BERKELEY, Calif (Reuters) ? A camp of anti-Wall Street protesters in Berkeley, California, has all but vanished under pressure from police, who have returned repeatedly to enforce a nighttime curfew, authorities said on Friday.
The Occupy Berkeley camp in the liberal Northern California college town was one of a dwindling number of similar sites where protesters camped overnight on public property.
Police in Berkeley made two arrests of people who refused to leave Civic Center Park on Thursday night, following another two arrests the night before, but most protesters left voluntarily, said Berkeley Police Lieutenant Andrew Greenwood.
Police leafleted the Occupy Berkeley camp on Wednesday, warning they would no longer tolerate violation of an ordinance that closes city parks between 10 p.m. and 7 a.m. As a result, many protesters began packing up their tents.
The camp, which had about 50 tents at its height, had become increasingly violent, police said.
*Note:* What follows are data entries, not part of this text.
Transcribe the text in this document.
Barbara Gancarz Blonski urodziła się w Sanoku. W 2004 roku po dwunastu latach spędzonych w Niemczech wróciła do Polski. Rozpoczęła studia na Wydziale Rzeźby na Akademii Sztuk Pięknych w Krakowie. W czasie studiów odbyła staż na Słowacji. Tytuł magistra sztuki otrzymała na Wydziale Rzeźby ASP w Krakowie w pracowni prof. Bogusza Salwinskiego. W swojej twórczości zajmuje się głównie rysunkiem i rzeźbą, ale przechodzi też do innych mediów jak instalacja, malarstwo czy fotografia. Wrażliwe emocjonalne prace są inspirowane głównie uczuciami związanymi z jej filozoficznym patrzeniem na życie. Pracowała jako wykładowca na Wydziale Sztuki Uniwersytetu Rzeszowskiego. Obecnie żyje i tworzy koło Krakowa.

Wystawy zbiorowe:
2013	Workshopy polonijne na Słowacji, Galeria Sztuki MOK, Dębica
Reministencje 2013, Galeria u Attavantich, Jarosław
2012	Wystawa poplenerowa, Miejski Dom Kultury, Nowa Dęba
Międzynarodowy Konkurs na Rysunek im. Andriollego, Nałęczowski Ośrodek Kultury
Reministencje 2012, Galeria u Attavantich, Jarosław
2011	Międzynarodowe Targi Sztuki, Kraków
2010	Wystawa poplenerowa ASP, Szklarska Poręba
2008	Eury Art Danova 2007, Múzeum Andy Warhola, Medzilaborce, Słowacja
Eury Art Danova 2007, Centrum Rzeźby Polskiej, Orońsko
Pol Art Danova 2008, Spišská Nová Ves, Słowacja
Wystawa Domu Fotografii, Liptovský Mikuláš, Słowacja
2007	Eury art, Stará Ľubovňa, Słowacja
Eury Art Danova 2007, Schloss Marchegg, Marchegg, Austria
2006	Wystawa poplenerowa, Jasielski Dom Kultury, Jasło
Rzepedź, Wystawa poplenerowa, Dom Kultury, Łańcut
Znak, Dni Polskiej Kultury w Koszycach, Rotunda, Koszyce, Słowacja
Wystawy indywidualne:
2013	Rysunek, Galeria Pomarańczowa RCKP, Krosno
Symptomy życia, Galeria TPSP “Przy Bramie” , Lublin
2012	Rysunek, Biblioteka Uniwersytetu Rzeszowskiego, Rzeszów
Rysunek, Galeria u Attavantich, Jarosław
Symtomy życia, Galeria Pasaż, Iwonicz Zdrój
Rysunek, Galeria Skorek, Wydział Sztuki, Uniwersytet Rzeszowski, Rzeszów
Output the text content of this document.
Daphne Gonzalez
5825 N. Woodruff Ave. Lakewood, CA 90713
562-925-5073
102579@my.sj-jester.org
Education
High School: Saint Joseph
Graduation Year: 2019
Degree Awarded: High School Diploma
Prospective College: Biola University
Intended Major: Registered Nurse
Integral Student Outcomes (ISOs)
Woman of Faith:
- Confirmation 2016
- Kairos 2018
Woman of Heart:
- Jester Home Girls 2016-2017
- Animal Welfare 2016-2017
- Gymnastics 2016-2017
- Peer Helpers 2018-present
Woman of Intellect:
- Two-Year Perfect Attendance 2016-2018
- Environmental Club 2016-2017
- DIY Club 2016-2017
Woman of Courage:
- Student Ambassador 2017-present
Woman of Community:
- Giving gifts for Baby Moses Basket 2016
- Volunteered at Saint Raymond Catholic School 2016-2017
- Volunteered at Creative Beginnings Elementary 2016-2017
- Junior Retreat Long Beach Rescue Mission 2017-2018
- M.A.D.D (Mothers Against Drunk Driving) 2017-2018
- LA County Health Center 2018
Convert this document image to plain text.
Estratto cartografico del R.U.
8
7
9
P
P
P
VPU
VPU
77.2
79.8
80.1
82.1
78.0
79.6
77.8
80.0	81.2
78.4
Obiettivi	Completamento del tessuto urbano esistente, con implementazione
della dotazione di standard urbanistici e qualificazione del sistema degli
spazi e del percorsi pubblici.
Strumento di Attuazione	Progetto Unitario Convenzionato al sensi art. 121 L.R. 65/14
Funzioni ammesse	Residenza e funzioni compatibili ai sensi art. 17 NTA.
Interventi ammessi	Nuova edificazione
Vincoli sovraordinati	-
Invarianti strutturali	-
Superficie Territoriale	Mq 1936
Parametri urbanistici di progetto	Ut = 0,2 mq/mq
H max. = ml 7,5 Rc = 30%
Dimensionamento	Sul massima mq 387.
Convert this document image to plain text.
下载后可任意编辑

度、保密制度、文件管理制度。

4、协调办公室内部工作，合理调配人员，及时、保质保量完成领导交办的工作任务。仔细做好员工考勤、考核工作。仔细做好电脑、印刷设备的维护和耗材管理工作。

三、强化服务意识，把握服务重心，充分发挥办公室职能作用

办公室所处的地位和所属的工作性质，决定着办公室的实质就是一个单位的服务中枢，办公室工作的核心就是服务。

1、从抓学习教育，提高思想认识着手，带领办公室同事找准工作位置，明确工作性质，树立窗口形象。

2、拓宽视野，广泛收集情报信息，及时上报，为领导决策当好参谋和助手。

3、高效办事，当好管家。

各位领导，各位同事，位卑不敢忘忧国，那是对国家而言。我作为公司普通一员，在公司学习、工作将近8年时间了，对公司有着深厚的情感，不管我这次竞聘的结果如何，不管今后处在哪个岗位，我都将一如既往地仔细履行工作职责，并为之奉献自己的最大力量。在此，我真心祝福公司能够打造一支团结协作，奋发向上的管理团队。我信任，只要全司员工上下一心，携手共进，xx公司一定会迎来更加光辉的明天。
And protesters told Reuters there were conflicts within their ranks as mentally ill people took up residence.
By Thursday afternoon, most tents were gone and public works employees guarded by police picked up tents and other items left behind, Greenwood said.
Protesters returned on Friday morning and pitched three tents. "It has been made clear to them that they will have to be out of there by 10 p.m.," Greenwood said.
The Occupy movement, which argues the U.S. economic system is unfair with too much wealth and power held by a few, began in New York in September and quickly spread to other cities.
But many of the encampments have since been cleared by authorities, often on the basis that they had become unsanitary or had growing safety and crime problems.